I have a few restaurants in the area where I’m friends with the owner. I trust them a lot more than I do a restaurant owner I don’t even know and would gladly go in and eat at their establishment tonight.
This was a sentiment that Stacie Hull, Chamber/Main Street and Development Executive Director, brought up in a conversation I had with her last week. I feel like I can get a decent pulse of how things are going in the area at businesses from talking to the owners, but Hull talks to even more of them than I do on a regular basis.
“What I hear from the community is that businesses are thankful the community is supporting them so much. We hope everyone’s being patient because for our business owners, this is all new for them too,” Hull said. “We ask people to be understanding and patient through this because we’re not out of it yet. I think we’ll see some permanent change on some levels of how we do business forever.”
Cases rose a little over the last week, but hopefully we are out of the woods for worst of the COVID-19 pandemic here. Time will tell. It’s like they told us when we had fire drills in elementary school, we need to be cautious but calm. For the sake of our mental health, we need to be careful of how much information we’re bringing in, even if it’s solid, fact-checked information.
I found a really good list that a friend posted on Facebook this week of “adult pro tips” and I wanted to pass it along to you this week as The List.
1. Thank You cards: You never know when someone will lend you a helping hand and you can brighten their day with a card to say thank you.
2. A sturdy hobby: The things you enjoyed in high school are probably still cool and I encourage you to grow in them.
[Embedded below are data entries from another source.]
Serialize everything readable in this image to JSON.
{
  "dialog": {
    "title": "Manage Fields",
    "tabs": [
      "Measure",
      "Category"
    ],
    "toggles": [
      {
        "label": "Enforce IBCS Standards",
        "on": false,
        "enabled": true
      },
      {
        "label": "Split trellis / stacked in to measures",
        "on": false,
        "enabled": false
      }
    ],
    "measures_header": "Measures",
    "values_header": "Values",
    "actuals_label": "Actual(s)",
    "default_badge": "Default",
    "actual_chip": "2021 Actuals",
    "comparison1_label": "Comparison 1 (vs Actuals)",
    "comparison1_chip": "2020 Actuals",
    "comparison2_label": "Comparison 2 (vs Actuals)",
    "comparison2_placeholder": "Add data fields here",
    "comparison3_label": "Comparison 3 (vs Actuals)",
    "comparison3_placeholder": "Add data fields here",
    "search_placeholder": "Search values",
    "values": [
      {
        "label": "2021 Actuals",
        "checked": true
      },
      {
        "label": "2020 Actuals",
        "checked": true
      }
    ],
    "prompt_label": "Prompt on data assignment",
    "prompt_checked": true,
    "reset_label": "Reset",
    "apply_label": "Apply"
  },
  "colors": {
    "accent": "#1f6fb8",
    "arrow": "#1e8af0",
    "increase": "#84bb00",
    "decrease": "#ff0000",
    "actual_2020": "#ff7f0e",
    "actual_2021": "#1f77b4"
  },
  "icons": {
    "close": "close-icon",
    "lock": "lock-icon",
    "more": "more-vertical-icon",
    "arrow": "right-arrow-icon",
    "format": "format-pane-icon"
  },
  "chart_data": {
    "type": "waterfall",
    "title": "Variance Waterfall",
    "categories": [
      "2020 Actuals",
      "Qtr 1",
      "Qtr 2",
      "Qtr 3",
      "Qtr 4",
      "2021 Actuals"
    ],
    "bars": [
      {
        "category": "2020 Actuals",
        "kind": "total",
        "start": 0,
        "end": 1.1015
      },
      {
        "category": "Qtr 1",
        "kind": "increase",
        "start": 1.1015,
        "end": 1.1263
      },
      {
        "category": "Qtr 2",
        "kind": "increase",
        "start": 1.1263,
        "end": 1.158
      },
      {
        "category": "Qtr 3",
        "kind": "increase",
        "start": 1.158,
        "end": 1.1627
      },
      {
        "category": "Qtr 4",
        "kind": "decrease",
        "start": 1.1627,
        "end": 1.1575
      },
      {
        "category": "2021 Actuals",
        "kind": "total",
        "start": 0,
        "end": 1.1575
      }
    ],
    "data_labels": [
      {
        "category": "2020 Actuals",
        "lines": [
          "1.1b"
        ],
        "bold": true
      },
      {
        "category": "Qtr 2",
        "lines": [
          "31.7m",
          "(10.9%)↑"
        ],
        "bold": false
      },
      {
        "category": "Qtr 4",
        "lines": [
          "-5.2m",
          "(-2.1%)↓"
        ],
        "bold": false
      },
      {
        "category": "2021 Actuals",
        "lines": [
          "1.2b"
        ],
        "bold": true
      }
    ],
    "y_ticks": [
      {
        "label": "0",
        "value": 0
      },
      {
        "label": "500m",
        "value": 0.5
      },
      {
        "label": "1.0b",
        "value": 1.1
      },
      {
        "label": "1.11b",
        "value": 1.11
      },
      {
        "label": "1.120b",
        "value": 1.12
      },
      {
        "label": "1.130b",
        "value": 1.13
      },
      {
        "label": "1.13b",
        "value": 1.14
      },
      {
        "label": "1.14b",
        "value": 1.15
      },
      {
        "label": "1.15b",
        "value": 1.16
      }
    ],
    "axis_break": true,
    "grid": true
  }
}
A hobby that makes you feel improved and empowered is a must.
3. Books: Your continued education is a must. Education didn’t stop being important because you graduated. Keep asking questions and finding answers to them.
4. A good array of friends: Most adults find it’s harder to keep large amounts of friends. Be careful to invest in the friends who will be the most rewarding, even if they might take more effort than another one. Having friends that are different than you and are admirable to you is key.
5. Self-patience: Just because you’re grown up doesn’t mean you’re done growing. Give yourself grace when you need it.
6. A rehearsed story: Socializing happens. Have a good ice breaker story that you rehearse in the car or shower once and while. It will help you feel less awkward and help you make friends.